Deer hunting in Shallotte is in the crosshairs

-A A +A
By Rachel Johnson, Staff Writer

SHALLOTTE—Bow and arrow hunting is a target aldermen are shooting toward.

“This is just a draft for us to start working on and talking about,” said town attorney Laura Thompson. “We took the approach that less was more, so we don’t have a lot of the regulations that some of the towns do.”

She pointed out with the town’s current ordinance a bow and arrow weren’t defined under a firearm and that some could argue that it was legal to do it now.

“Different towns do it different ways,” Thompson said.

The ordinance states “there has been a significant increase in the white tail deer population in the town of Shallotte, and, as a result there has been a substantial increase in motor vehicle accidents and damage to property caused by deer.”

The resolution calls for the town to allow hunting by bow and arrow with the limits including oversight and compliance with all federal, state and local laws, rules and ordinances regulating hunters, a valid hunting license, seasonal restrictions and more.

Landowners may hunt on their own property and on another’s property with written permission. Written permission also applies to access where hunting passes through other private land.

The ordinance requires safety with arrows fired at least 10 feet above the ground and toward the interior of the hunting parcel. Hunting is only permitted on land that is at least 2 acres in size and arrows must not be fired from, nor be propelled to, within 150 feet of any dwelling, school or other occupied building or road right-of-way.

A lengthy discussion included talk of the desire of River’s Edge to hire hunters to come and help eliminate the overpopulation issues in the neighborhood.

“I think a minimalist approach is fine. I think the way it would work better at least in River’s Edge is to have an agreement come from the Home Owners’ Association rather than the individual because the HOA speaks for all the homeowners, if we could work that into the ordinance I think that would be helpful,” said Walt Eccard.

Other modifications discussed involve the 2-acre requirement and a buffer area.

“I think the purpose of tonight was to have something written down and get us thinking about it. I like this approach and what I’d like to propose is that we ask the staff and Laura to go back and make the modifications that we talked about tonight and to schedule a public hearing for our December meeting or our January meeting that way we have the public, if they have any interest in the topic come and outline their views,” Eccard said.

The board asked town staff to modify the ordinance and to be prepared to present it to the board at the December meeting. A public hearing has yet to be announced.
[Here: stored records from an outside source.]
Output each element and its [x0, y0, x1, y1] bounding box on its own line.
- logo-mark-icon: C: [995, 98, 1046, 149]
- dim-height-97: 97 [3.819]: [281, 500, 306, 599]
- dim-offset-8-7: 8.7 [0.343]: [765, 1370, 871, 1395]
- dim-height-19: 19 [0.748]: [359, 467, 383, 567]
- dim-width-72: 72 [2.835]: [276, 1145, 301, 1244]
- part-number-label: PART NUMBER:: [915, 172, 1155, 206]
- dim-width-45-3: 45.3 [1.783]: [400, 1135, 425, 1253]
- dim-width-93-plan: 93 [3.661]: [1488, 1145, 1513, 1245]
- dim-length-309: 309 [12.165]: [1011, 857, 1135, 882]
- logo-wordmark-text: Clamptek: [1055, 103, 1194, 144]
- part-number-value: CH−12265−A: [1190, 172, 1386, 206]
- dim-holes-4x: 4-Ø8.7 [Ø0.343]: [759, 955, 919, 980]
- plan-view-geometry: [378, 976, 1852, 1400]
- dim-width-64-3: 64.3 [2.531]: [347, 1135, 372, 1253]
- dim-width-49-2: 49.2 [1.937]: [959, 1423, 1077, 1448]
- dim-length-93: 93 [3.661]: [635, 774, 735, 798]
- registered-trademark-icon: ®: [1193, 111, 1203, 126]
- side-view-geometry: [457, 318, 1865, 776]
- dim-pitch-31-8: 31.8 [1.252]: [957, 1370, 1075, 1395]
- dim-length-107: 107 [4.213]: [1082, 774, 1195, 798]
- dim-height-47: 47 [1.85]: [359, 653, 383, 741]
In other business, aldermen:

•Accepted a withdrawal of the Master Development Plan conditional use permit approved on June 5, 2007, for the Blueberry Farm Planned Residential Development that was to be developed on about 78.83 acres on Hale Swamp Road at the intersection of Bricklanding


•Rezoned the Blueberry Farm Planned Residential Development land from highway business/multifamily residential/residential single-family residential with a planned residential development overlay to residential agricultural manufactured home.

•Approved a request by Joseph Causey of Brunswick Village Properties LLC for a conditional use permit to convert two previously commercial structures to residences at 5211 Main Street, Units 500 and 501. The property is zoned Highway Business (HB) and residences are a conditional use in the HB zoning district.

•Approved a petition for voluntary contiguous annexation of about 5.0 acres at 527 Whiteville Road.

•Passed a resolution encouraging Brunswick County to provide local matching funds required for the Grand Strand Metropolitan Planning Organization.

•Appointed Betty Ward to fill the Shallotte Tourism Development Authority vacancy.